Friday, August 17, 2018

Report: Chicago Public Schools 'failed to recognize' extent of systemwide sexual abuse problem

The Chicago Tribune reports:
Broad failures at all levels of Chicago Public Schools kept officials from preventing and responding to sexual misconduct that occurred throughout the nation’s third-largest school system, according to a prominent law firm’s early review of problems documented this summer in a Tribune investigation.

The Schiff Hardin law firm and firm partner Maggie Hickey identified repeated “systemic deficiencies” in training, incident reporting, data collection and trend tracking that pervaded city schools, the system’s downtown headquarters and a school board controlled by Mayor Rahm Emanuel.


Employees were not consistently trained on district policies and procedures involving sexual misconduct, attorneys said in a lengthy report that CPS released Friday morning.
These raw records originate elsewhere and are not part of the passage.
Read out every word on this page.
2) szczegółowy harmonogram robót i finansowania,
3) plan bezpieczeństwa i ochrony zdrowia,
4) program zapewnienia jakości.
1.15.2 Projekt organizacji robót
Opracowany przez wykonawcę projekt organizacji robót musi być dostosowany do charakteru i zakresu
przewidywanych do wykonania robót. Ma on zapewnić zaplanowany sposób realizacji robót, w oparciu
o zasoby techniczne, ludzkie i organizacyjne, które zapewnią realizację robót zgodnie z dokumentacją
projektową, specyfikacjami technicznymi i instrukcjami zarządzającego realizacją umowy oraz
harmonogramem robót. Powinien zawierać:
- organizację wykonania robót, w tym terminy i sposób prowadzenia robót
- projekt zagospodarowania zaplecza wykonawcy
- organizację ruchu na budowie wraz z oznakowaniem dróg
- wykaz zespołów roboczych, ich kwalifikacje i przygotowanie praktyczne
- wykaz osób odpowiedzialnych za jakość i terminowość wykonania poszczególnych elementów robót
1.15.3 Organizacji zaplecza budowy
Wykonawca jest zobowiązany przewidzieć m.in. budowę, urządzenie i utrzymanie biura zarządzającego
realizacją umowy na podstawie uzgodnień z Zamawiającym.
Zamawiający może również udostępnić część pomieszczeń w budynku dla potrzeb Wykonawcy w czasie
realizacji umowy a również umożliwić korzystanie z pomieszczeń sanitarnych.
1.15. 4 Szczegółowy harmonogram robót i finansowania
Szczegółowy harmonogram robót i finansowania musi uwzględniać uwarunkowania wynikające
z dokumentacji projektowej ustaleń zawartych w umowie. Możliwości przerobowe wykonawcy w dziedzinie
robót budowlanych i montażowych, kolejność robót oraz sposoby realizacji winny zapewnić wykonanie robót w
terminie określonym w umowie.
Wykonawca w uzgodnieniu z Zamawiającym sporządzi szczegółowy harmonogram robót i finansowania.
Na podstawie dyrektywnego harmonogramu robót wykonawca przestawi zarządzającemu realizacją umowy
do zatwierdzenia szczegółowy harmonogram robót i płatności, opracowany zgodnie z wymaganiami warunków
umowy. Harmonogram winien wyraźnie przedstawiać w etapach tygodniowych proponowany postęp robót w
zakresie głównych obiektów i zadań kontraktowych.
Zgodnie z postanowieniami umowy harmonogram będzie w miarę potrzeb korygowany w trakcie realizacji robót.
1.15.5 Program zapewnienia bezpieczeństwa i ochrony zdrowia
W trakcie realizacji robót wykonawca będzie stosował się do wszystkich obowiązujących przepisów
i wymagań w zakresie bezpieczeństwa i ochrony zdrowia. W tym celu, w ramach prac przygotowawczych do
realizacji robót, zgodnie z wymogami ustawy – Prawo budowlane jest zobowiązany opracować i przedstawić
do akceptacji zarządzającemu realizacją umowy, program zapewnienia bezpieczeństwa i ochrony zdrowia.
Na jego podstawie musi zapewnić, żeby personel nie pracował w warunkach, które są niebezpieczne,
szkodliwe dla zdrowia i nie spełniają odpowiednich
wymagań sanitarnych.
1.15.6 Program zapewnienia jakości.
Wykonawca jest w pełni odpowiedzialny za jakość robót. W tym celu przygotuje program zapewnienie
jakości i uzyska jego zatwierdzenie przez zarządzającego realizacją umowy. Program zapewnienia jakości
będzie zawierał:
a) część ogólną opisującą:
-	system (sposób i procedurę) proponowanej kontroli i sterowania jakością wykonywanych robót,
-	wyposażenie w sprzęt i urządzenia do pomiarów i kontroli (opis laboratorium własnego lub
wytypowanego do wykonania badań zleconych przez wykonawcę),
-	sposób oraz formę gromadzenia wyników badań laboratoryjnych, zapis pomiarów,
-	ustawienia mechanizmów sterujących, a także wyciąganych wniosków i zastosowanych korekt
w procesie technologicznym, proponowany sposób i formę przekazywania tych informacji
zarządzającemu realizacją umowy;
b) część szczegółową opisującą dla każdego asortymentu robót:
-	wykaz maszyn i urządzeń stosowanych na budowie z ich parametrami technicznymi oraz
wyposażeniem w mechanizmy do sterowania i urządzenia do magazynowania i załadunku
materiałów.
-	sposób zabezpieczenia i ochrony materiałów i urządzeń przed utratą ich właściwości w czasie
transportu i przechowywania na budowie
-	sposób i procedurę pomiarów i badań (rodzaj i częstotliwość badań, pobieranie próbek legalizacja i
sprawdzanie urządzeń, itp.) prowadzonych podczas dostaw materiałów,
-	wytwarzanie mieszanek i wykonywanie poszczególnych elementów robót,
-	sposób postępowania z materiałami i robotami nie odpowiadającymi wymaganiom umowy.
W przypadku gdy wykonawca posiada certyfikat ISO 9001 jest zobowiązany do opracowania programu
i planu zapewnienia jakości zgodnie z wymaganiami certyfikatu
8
CPS also did not ensure those policies were being implemented or effective, attorneys said.

Understaffed and underfunded CPS investigators wrangled with cumbersome district software that documented thousands of reports of potential sexual harassment, notifications to the Department of Children and Family Services, employee misconduct allegations and altercations between students and staff — just during the 2016-17 school year. But investigators also used “deeply flawed” methods of tracking their work.

“CPS did not collect overall data to see trends in certain schools or across geographies or demographics,” attorneys said.

“Thus, CPS failed to recognize the extent of the problem.”
Government schools in Chicago : a danger to children. It's time to consider shutting down some public school districts because they are unsafe for children.